The U.S. House of Representatives voted Thursday to overturn a 1984 Supreme Court ruling Republicans say gave the executive branch far too much power to impose regulation, costing Americans trillions of dollars per year.

Legislators approved the Separation of Powers Restoration Act (SOPRA) 220-211, mostly along party lines.

Republicans argued for several years that the Supreme Court precedent set in the Chevron U.S.A, Inc. v. Natural Resources Defense Council, Inc. effectively told courts they could defer to federal agencies when interpreting laws passed by Congress when writing regulations. Republicans say since the ruling; the courts have failed to do their due diligence in assessing whether rules under the law can be fairly justified.

GOP Representative Scott Fitzgerald of Wisconsin, the lawmaker who sponsored SOPRA, argued Thursday on the House floor that the Supreme Court ruling has given the executive branch broad authority to regulate at its pleasure, often in ways in contradiction to the intent of Congress.

“Since 1984, when the Supreme Court ruled that courts must defer to an agency’s interpretation of an ambiguous statute rather than what Congress intended, the executive branch has begun usurping the legislative branch to issue regulations with the force of law,” said Fitzgerald. “It is certainly not what our founders intended.”

Rep. Fitzgerald added that the cost of these regulations has piled up on Americans over the past several decades.

“The total annual cost of regulation is almost $2 trillion, or about 8% of the U.S. GDP,” said Fitzgerald. “If it were a country, for comparison, U.S. regulation would be the world’s eighth largest economy.”

GOP Representative Tom McClintock of California said the Supreme Court ruling goes against the intent of the Constitution, which lays out that Congress writes the laws. At the same time, the executive branch carries them out.

“One brother makes law but cannot enforce it; the other brother enforces law but cannot make it,” said McClintock.

Dems say overturning the Supreme Court decision would force courts to take on considerable work

Democrats say overturning the decision by the Supreme Court would force the courts to take on considerable work as they try to understand federal law. Top Democrat on the House Judiciary Committee, Representative Jerry Nadler of New York, said the Bill would “completely upend the administrative process by eliminating judicial deference to agencies and require federal courts to review all agency rulemakings and interpretations of the statute on a de novo basis.”

Additionally, Nadler said Congress defers to agencies to do the work of deciding specific regulatory policies because it doesn’t have the expertise to do that job.

“While Congress sets broad policies, we delegate authorities to executive agencies because we do not have the expertise to craft the technical regulations ourselves, and we rely on these agencies to carry out the policies we enact,” said Nadler.

The legislation is unlikely to move in the Senate, which is Democrat-controlled, and the White House has said President Joe Biden would veto it.

However, the issue could be decided instead by the Supreme Court itself.

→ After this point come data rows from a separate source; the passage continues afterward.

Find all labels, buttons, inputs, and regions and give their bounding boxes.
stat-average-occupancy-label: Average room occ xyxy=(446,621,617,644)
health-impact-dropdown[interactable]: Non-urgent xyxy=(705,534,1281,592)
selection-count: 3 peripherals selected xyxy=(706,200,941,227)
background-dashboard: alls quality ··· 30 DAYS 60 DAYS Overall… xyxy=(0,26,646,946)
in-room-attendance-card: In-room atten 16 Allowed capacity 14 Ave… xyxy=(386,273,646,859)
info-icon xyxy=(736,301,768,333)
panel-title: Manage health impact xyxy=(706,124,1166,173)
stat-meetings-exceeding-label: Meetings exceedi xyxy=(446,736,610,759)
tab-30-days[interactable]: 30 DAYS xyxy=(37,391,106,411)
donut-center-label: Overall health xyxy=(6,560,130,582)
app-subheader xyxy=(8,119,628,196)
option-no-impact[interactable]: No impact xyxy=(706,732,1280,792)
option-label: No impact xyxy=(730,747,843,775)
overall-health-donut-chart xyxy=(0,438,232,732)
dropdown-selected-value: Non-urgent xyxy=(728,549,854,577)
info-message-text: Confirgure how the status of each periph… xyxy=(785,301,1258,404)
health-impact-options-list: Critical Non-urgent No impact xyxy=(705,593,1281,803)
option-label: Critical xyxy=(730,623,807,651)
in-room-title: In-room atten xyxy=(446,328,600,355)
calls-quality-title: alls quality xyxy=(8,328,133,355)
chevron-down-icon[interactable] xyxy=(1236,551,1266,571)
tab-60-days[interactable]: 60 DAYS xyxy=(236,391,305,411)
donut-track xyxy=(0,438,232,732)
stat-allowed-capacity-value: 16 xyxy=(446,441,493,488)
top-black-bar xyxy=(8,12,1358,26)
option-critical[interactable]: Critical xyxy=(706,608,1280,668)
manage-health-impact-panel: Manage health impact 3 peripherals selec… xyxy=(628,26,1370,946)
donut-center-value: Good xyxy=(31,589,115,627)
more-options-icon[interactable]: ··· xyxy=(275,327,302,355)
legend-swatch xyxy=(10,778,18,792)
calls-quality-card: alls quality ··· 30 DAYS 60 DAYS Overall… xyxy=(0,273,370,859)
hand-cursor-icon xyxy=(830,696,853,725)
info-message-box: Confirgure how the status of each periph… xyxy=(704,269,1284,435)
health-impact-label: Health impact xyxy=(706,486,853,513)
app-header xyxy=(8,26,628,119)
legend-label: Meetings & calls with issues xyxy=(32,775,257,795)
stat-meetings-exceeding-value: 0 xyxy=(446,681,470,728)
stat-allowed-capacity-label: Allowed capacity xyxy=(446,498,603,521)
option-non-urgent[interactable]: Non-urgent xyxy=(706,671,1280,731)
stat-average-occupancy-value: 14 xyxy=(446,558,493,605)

In the fall, the Supreme Court is expected to hear a dispute between the federal government and fishermen in New Jersey over whether federal rules on fishermen vastly exceed what was allowed by Congress.

In that case, lower courts have leaned on the 1984 Chevron precedent to say they defer to federal regulators. However, the case is now at the Supreme Court, which could decide to overturn the precedent.